MADE FOR YOU.
A LOVE STORY(2).
A green light means absolutely nothing if the driver is looking at the dashboard.
Chinasa, had handed Victory the keys to her heart, and he had looked at them, chuckled, and asked if it was a bottle opener. There is only so much terrible driving a genius can witness before she decides to step out of the vehicle.
So, she quietly drew back from Victory.
She stopped responding to his texts. The library dates ceased.
Her: "I'm busy with departmental association stuff" excuses became a regular chant, and her presence in his life began to evaporate, leaving behind a quiet ache that Victory didn't know how to fill.
And for the first two weeks, Victory really thought she was just really busy with schoolwork.
Fate, I know you’re a dramatist, but you really picked a slow learner for your lead role.
By week three, however, the denial began to wear off. He began to miss her. He began to miss the way she traced his jawline when she thought he wasn't looking. He missed the teasing register in her voice that always made him smile. He missed the way she twirled her black pilot pen between her fingers with casual ease.

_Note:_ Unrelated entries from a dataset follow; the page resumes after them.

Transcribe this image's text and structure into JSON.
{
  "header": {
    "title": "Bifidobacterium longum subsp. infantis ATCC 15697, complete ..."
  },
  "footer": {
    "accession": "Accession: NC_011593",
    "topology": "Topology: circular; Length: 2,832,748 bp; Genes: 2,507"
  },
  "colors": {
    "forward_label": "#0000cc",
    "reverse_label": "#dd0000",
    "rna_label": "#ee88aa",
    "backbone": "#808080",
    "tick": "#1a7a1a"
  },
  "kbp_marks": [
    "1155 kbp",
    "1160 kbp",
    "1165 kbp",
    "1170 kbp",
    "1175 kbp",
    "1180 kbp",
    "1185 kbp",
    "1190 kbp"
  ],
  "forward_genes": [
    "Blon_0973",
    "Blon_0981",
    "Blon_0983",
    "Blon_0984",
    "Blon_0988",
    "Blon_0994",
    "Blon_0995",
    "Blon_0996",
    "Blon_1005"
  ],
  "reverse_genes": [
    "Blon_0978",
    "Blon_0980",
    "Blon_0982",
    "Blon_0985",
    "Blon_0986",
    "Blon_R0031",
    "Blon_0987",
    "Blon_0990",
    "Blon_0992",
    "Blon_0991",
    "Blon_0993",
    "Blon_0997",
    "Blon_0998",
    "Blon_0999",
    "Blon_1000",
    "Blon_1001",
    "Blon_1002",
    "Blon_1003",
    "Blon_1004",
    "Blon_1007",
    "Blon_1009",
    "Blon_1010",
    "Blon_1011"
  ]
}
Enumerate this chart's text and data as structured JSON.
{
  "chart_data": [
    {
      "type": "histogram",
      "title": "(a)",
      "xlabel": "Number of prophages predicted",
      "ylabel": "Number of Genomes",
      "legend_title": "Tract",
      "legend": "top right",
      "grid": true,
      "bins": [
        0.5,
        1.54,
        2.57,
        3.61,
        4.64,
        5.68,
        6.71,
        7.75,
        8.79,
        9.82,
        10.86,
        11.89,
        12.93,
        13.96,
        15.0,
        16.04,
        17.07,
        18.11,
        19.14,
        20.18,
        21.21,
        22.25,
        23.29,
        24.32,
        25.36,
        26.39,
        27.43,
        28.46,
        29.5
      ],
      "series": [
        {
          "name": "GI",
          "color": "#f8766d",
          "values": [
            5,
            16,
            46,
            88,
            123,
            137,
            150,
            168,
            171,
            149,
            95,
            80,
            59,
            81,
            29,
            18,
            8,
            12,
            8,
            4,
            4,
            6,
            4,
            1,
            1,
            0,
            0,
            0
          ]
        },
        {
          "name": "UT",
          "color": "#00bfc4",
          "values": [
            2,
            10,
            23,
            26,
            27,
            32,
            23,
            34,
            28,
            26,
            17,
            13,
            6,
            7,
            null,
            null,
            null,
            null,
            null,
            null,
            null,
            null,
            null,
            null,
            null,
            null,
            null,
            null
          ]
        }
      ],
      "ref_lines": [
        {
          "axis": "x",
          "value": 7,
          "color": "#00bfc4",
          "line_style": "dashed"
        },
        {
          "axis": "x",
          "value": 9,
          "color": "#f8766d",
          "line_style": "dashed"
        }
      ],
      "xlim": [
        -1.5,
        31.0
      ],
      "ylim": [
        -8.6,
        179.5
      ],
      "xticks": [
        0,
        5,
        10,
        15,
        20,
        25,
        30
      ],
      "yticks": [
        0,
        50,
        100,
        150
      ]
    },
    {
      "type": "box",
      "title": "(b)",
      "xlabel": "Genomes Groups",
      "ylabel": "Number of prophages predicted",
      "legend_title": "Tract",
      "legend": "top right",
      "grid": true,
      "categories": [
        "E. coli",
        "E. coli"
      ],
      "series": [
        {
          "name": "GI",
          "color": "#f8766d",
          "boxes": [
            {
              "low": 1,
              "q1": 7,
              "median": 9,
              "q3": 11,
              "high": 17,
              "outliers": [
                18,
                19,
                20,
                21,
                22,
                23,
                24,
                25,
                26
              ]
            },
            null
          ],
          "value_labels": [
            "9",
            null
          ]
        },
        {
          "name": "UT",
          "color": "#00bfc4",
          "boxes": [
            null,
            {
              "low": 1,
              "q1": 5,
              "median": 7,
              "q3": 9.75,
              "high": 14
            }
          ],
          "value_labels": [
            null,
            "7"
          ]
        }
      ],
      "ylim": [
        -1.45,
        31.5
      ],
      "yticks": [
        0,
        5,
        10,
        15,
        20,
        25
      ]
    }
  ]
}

Every time the heavy glass door of the library swung open, his head snapped up automatically, his heart doing a stupid, hopeful flip, only to sink when it was just another freshman looking for a past question. He began to loathe the plastic chair next to him for how stubbornly empty it remained.
He tried to bridge the gap, but the tables had turned.
One Tuesday evening, after staring at a blank page in the library for thirty minutes, he finally typed out a text:
“Hey Chinasa. I was solving a matrix question. Thought of you. You free for the library tomorrow?”
He stared at his phone for a long while. The double blue ticks appeared, but the typing bubble never did. She had read it. She just didn't care to reply.
The next evening, unable to take the quiet anymore, he dialed her number. The phone rang twice before it was picked up.
"Hello? Chinasa?" he said quickly, the words rushing out, carrying a rare, raw edge of anxiety he couldn't hide.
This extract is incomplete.